By Lethbridge Herald on November 25, 2025.

By Justin Seward
Lethbridge Herald
The Lethbridge Hurricanes have returned from a respectable two-week,seven-game road trip, six of which were in the B.C. Division, with a 3-4 record in what was considered a team building trek.
“Yeah, gotta be happy with the results for sure,” said Ryan Aasman, Hurricanes assistant coach.
“I thought all-in-all the effort was really good throughout. We had contributing efforts from a lot of guys throughout it, and guys picked each other up and I thought it was a really good team builder trip.”
The trip was an opportunity for the players to taste what the league is about.
“It’s a great example of how hard every single night is and the travel that comes with it,” said Aasman.
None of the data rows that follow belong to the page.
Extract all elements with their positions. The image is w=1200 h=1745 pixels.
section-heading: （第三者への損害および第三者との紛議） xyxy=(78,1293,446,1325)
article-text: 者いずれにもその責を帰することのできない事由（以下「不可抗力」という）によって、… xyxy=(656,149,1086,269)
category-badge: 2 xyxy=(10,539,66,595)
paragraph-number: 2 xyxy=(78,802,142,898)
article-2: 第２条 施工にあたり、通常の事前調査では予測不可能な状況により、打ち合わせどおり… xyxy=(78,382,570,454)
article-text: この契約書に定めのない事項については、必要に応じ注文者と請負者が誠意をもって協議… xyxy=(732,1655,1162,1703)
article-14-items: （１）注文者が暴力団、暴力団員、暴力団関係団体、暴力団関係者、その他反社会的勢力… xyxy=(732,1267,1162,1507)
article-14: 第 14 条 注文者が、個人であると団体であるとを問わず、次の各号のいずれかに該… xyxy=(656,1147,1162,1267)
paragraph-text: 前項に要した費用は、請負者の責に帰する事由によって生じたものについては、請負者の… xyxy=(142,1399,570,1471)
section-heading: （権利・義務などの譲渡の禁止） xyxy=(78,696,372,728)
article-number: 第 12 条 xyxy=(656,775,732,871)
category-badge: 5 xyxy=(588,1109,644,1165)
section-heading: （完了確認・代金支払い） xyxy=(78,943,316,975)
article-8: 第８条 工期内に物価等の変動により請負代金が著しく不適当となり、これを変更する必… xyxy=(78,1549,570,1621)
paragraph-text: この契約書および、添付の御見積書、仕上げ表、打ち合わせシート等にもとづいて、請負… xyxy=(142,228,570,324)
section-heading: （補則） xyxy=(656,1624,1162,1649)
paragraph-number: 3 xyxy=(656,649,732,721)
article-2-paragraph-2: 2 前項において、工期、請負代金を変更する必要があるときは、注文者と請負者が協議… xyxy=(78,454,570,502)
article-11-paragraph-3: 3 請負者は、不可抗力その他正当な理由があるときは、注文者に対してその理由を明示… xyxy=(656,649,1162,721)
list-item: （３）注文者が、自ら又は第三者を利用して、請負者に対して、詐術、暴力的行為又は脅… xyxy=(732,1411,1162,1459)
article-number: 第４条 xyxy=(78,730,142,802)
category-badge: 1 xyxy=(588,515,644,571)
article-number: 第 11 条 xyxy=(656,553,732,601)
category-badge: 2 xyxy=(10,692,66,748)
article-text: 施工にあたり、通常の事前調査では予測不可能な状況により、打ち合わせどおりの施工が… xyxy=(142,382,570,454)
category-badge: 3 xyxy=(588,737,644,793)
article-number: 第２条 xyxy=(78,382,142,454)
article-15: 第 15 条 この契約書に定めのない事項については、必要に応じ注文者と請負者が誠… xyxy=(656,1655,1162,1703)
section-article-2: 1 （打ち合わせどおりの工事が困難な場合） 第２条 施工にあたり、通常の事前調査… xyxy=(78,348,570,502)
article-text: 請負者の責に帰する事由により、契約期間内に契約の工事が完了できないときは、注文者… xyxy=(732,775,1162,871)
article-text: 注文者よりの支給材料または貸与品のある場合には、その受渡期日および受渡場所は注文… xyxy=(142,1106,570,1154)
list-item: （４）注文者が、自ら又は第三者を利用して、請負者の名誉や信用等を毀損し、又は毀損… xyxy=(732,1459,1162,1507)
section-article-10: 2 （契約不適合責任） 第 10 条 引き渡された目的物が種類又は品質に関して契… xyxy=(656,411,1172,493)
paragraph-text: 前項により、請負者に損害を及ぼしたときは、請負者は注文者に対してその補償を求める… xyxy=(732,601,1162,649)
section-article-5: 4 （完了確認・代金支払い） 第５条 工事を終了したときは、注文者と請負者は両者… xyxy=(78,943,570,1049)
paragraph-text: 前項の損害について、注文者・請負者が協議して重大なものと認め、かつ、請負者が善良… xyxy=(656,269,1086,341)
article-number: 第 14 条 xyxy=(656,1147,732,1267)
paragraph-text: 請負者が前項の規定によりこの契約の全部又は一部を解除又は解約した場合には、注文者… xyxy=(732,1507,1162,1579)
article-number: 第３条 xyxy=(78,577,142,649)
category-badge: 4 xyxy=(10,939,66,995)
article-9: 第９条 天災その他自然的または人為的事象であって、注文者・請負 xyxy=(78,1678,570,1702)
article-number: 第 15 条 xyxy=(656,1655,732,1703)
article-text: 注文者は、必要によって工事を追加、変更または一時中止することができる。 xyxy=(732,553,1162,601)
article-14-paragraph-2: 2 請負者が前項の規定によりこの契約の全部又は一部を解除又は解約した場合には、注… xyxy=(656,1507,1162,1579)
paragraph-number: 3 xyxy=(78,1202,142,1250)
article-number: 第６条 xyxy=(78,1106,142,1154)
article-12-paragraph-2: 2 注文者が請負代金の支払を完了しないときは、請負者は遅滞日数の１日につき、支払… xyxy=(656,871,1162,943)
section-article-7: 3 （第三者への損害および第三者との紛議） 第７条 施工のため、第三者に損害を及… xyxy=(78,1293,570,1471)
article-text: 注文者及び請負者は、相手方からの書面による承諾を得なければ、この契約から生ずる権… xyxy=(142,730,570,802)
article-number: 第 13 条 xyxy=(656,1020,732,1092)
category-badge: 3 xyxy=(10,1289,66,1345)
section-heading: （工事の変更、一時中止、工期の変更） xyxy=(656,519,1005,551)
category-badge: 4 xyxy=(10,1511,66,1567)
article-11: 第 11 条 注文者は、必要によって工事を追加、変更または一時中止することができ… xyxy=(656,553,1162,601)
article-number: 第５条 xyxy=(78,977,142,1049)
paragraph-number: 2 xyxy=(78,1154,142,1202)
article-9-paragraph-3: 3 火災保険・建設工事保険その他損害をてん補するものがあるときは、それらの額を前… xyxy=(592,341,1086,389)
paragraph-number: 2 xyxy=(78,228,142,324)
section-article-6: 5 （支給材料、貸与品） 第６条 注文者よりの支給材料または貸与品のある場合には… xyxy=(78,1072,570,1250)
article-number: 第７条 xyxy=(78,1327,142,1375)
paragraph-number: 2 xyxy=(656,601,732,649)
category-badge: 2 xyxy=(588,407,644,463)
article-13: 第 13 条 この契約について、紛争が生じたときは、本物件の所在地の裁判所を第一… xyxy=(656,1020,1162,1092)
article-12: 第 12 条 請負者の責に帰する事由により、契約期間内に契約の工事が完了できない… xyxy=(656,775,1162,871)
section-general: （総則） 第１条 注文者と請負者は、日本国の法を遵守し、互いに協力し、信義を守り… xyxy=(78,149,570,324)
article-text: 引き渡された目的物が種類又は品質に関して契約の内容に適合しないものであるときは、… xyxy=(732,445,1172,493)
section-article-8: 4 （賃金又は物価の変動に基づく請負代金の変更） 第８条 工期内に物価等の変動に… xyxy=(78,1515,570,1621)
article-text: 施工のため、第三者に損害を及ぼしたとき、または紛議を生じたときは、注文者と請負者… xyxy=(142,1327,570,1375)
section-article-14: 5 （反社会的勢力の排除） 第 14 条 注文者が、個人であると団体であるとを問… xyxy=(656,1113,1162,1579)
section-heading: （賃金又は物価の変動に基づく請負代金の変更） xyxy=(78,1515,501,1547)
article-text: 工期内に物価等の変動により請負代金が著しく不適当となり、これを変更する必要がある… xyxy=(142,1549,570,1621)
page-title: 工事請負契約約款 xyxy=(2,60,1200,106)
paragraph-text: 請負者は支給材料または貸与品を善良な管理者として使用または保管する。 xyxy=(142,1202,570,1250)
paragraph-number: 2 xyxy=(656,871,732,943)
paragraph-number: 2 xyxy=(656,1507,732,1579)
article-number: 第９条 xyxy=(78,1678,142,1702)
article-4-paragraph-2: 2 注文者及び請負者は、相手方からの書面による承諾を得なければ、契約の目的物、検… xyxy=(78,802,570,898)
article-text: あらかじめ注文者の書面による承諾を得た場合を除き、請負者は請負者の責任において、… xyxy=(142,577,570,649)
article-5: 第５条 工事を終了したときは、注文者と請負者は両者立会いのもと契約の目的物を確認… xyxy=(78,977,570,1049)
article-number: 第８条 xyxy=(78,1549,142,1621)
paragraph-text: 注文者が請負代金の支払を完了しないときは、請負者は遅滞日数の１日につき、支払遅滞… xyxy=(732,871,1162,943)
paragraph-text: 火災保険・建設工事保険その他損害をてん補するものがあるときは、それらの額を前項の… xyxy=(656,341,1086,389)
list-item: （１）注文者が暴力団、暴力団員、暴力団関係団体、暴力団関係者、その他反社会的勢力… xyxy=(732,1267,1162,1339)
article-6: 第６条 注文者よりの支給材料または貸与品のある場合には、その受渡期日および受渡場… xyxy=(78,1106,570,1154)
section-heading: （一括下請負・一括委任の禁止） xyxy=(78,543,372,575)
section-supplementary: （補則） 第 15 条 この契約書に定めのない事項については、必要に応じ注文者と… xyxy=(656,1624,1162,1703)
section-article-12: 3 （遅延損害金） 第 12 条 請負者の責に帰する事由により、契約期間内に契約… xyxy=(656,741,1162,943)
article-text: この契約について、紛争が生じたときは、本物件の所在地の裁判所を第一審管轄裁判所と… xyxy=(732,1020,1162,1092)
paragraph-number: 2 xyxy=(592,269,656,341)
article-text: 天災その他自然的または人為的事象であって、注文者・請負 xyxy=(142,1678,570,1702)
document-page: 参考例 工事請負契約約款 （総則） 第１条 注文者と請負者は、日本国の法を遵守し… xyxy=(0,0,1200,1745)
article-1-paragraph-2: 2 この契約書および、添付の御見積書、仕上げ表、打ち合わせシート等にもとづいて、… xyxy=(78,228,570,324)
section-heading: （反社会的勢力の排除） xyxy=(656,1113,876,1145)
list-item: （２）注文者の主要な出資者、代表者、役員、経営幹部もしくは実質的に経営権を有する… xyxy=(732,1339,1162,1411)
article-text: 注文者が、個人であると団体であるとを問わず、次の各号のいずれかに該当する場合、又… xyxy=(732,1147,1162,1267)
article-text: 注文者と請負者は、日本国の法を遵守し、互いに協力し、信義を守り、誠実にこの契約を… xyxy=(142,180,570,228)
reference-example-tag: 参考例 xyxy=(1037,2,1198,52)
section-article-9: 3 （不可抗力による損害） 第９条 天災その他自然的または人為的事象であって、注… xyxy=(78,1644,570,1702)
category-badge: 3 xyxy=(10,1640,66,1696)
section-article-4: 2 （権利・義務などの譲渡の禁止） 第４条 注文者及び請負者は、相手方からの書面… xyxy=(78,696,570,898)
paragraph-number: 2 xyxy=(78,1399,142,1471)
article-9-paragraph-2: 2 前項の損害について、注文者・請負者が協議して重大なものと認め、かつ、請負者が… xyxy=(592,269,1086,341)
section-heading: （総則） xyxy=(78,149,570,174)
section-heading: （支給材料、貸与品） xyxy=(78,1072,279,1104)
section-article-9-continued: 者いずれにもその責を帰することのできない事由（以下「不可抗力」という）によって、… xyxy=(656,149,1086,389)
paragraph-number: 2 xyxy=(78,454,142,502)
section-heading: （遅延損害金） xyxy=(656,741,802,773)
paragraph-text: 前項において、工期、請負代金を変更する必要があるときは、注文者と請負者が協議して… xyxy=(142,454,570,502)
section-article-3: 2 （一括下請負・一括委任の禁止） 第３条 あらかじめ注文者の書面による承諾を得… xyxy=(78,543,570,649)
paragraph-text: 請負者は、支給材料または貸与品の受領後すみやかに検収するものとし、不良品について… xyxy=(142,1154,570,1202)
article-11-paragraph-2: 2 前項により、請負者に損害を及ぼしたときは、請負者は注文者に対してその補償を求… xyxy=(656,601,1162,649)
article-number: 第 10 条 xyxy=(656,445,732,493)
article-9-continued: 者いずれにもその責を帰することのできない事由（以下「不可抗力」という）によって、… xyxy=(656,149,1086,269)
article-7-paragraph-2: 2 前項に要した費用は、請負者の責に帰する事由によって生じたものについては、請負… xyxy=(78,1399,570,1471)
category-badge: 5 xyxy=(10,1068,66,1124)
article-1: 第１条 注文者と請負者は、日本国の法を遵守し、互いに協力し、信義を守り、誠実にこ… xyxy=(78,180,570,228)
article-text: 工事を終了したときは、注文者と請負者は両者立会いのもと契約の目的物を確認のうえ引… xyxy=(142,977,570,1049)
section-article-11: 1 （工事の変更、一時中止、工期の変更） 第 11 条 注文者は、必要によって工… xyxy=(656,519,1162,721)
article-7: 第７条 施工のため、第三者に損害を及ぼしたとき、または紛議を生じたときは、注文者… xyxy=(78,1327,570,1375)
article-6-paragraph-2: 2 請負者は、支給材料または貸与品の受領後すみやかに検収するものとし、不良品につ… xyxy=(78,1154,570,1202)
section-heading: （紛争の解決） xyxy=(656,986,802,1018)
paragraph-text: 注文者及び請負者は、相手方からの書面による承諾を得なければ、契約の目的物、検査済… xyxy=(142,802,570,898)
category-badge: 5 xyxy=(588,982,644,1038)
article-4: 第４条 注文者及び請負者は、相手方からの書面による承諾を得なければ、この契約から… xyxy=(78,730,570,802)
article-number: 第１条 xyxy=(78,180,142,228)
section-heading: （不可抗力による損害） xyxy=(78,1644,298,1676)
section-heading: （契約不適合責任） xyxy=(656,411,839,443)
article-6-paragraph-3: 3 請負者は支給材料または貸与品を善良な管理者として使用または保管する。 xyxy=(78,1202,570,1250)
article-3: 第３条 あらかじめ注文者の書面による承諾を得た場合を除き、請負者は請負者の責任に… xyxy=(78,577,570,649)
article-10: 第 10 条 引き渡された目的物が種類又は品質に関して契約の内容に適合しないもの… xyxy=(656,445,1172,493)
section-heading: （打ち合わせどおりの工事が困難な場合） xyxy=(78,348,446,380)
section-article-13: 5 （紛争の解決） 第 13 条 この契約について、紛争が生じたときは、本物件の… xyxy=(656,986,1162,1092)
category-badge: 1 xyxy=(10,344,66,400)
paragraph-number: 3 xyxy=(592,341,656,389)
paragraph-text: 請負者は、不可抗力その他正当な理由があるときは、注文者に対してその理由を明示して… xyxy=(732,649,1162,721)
Aasman spoke about how the special teams went on the trip.
“I think the penalty kill’s been a work in progress,” said Aasman.
“When you deal with 15 first year players that are all coming from lower levels, they all think that they’re offensive powerplay guys. For us we had a lot of guys that have to learn how to change their identity up a little bit or take pride in a different role. And I think that we have some guys that are striving towards that.”
The Hurricanes did not get a whole lot of powerplays during the trip.
“Going into Prince George, we had nine powerplay attempts in five games (and) two of those were under 10 seconds long,” said Aasman.
“We went 2-for-5 last game and looked like we were hungry at times and found two other goals along the trip when a lot of the nights we only had one or two opportunities.”
Aasman did admit the Canes did take some penalties that came as timely mistakes.
“You get that with a younger group,” said Aasman.
“At some point here we gotta find ways for guys to understand that they are bad timely penalties and we gotta get those out of the game.”
Forward Luke Cozens agreed that discipline needs to be worked on after the trip.
“I think that’s something that we heard a lot throughout our dressing room,” said Cozens.
“We know that we can’t be taking some of the penalties that we did. They might’ve cost us a couple games.”
The two-week trip was chance for the younger players to come together.
“You got so many young guys in that room that go to school together,” said Aasman.
“But also you want them to grow over the next few years together. So, that was always fun to watch the guys hang out in different ways and whether you’re do team bonding events, or on the bus and in the hotels, I think that was really important.”
Forward Owen Berge wants to see the team have better starts after the road trip.
“We gotta be ready to go off the start,” said Berge.
“There’s too many games where we let in too many goals off the start and we find (ourselves) chasing.”
Despite the start struggles, Berge thought the Canes were rolling all four lines.
“We were able to create a lot of scoring chances off the rush and I thought there was a lot of good things offensively that we can build off (of) as a young team,” said Berge.
Cozens thought it was huge for the team to take three of the six games in B.C.
“I think we beat some pretty respectable teams across the league,” said Cozens.
“It’s just gonna keep us moving in an upward direction.”
The Hurricanes play their first home game in three weeks on Friday when they host the Moose Jaw Warriors at 7 p.m.